Some years I just wanted to skip over Easter. Some days I’m just worn down and brought to a point in which I want to throw in the towel. I think, It’d be easier not to celebrate; I could view it simply as a day to give the kids chocolate eggs in plastic baskets. The wear and tear of life sometimes feels like too much, and remembering hope feels too far away.
The culture I live in is overwhelmingly secular, and my family is in constant danger of drowning in misunderstanding the true meaning of Easter. Eggs hang from trees outside, bunnies and chocolate overflow the store aisles, and the kids get two weeks off from school. But the resurrection, cross, and Jesus have no place in this culture’s holiday. Living cross-culturally forces me to step back and be extra intentional in how I teach my four young children. In how I will remember Easter.
One of my favorite pictures of the Resurrection is from The Jesus Storybook Bible after Mary finds out Jesus is not in the tomb:
Mary ran and ran, all the way to the city. She had never run so fast or so far in all her life. She felt she could have run forever. She didn’t even feel like her feet touched the ground. The sun seemed to be dancing and gleaming and bounding across the sky, racing with her and shining brighter than she could ever remember in the clear, fresh air.
And it seemed to her that morning, as she ran, almost as if the whole world had been made anew, almost as if the whole world was singing for joy—the trees, tiny sounds in the grass, the birds…her heart.
Was God really making everything sad come untrue? Was he making even death come untrue?
Mary’s joy and hope are palpable. Jesus was making death come untrue! Even more so than Christmas, Easter is the central theme of Christianity. It is the answer to why we are wearing and tearing, why we have left our homes to go to new countries to share the Gospel, why we struggle daily being women and wives and mothers in cultures that clash with our faith. Without Easter, we have no hope. Remember, if Jesus didn’t rise again, He would have just been another prophet instead of the Son of God.
In John 21, Jesus prophesied that Peter would die. Peter subsequently asked Jesus about John:
‘Lord, what about this man?’
Jesus said to him, ‘If it is my will that he remain until I come, what is that to you? You follow me!’
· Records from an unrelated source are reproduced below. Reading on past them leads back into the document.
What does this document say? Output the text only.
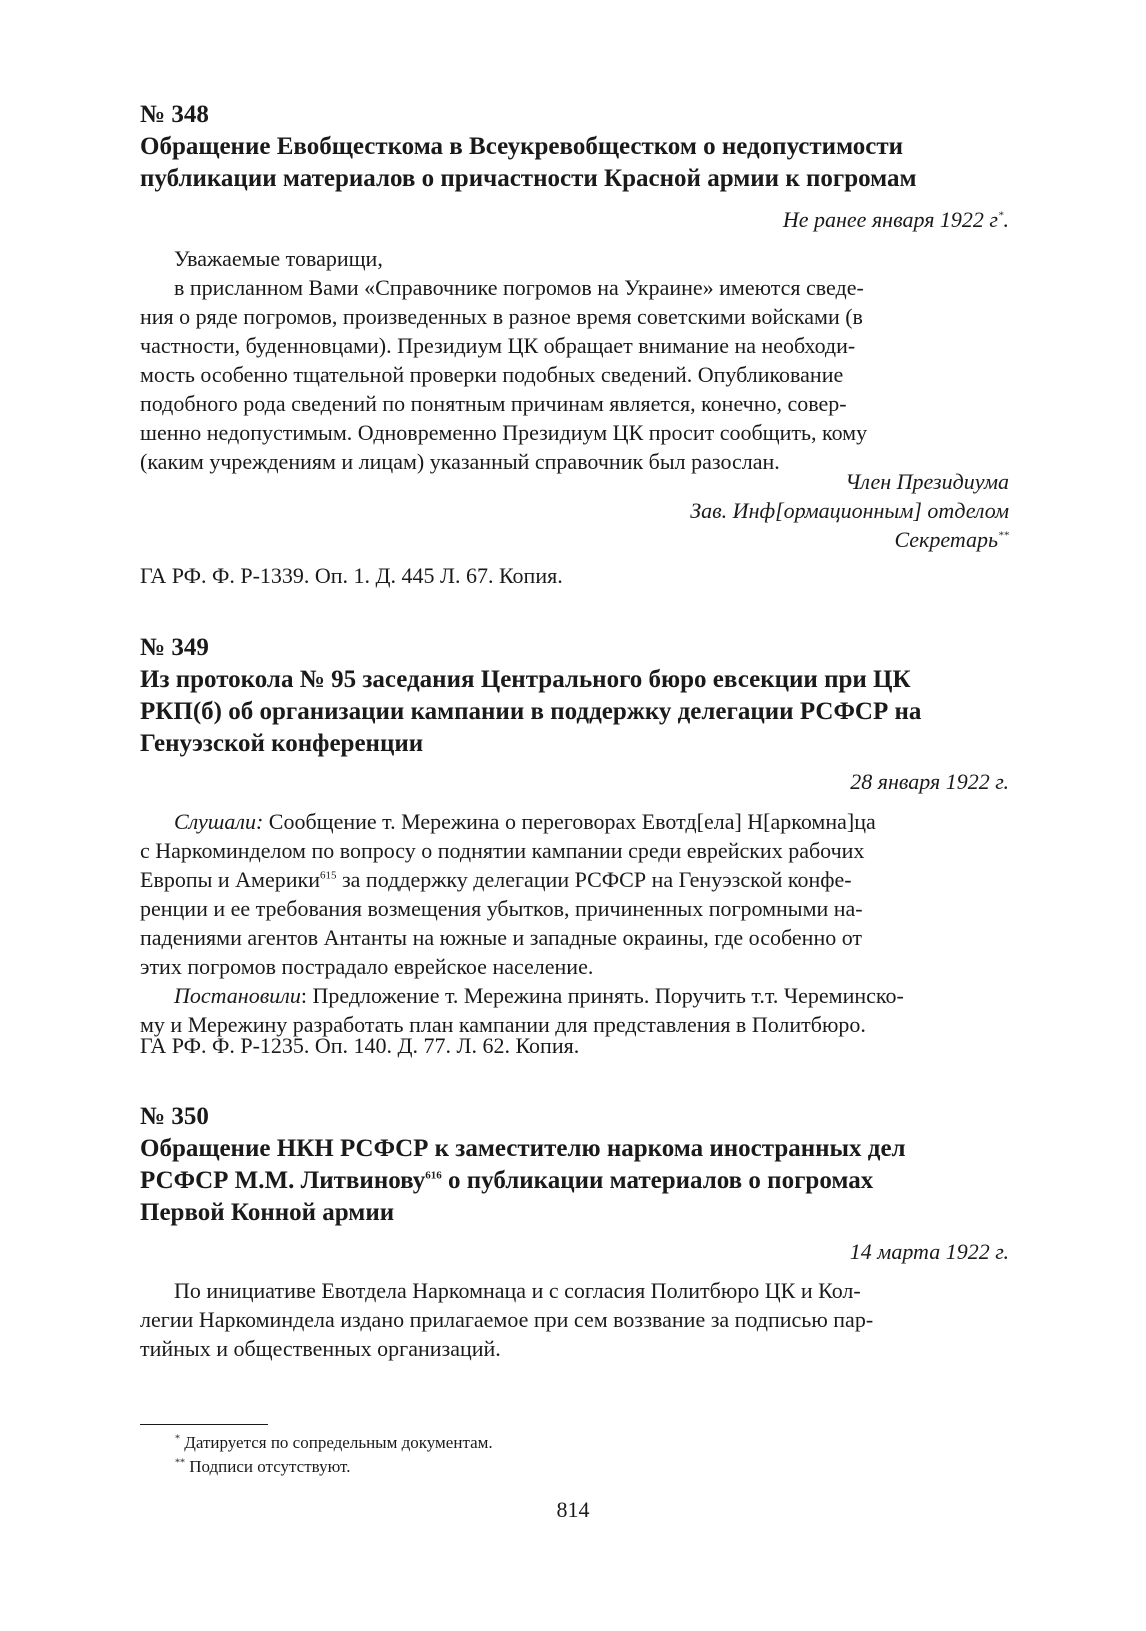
№ 348

Обращение Евобщесткома в Всеукревобщестком о недопустимости

публикации материалов о причастности Красной армии к погромам

Не ранее января 1922 г*.

Уважаемые товарищи,

в присланном Вами «Справочнике погромов на Украине» имеются сведе-

ния о ряде погромов, произведенных в разное время советскими войсками (в

частности, буденновцами). Президиум ЦК обращает внимание на необходи-

мость особенно тщательной проверки подобных сведений. Опубликование

подобного рода сведений по понятным причинам является, конечно, совер-

шенно недопустимым. Одновременно Президиум ЦК просит сообщить, кому

(каким учреждениям и лицам) указанный справочник был разослан.

Член Президиума

Зав. Инф[ормационным] отделом

Секретарь**

ГА РФ. Ф. Р-1339. Оп. 1. Д. 445 Л. 67. Копия.

№ 349

Из протокола № 95 заседания Центрального бюро евсекции при ЦК

РКП(б) об организации кампании в поддержку делегации РСФСР на

Генуэзской конференции

28 января 1922 г.

Слушали: Сообщение т. Мережина о переговорах Евотд[ела] Н[аркомна]ца

с Наркоминделом по вопросу о поднятии кампании среди еврейских рабочих

Европы и Америки$^{615}$ за поддержку делегации РСФСР на Генуэзской конфе-

ренции и ее требования возмещения убытков, причиненных погромными на-

падениями агентов Антанты на южные и западные окраины, где особенно от

этих погромов пострадало еврейское население.

Постановили: Предложение т. Мережина принять. Поручить т.т. Череминско-

му и Мережину разработать план кампании для представления в Политбюро.

ГА РФ. Ф. Р-1235. Оп. 140. Д. 77. Л. 62. Копия.

№ 350

Обращение НКН РСФСР к заместителю наркома иностранных дел

РСФСР М.М. Литвинову$^{616}$ о публикации материалов о погромах

Первой Конной армии

14 марта 1922 г.

По инициативе Евотдела Наркомнаца и с согласия Политбюро ЦК и Кол-

легии Наркоминдела издано прилагаемое при сем воззвание за подписью пар-

тийных и общественных организаций.

* Датируется по сопредельным документам.

** Подписи отсутствуют.

814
We do not know what our future will bring or what kind of cup God will ask us to drink. Maybe we will live until old age and die peacefully in our sleep. We will likely endure many hardships and struggles. But, the key to the Resurrection is that Jesus knew His cup—He looked at the cup that was in front of him and voluntarily drank of it. He knew in the Garden what was coming and He willfully went. He knew He would suffer the consequences for our sins and suffer an excruciating death; yet, He drank and went ahead for you and me. Remember His love.
I think this year I will not skip it. This year, I will remember that Jesus not only perfectly and obediently went to the cross, but He rose again so that we can have life. Not throwing-in-the-towel life, but life abundantly. Remember that the God who has victory over death loves you and knows where you are and has given us hope. He drank His cup so that we can have a hope that will not ever die. Remember.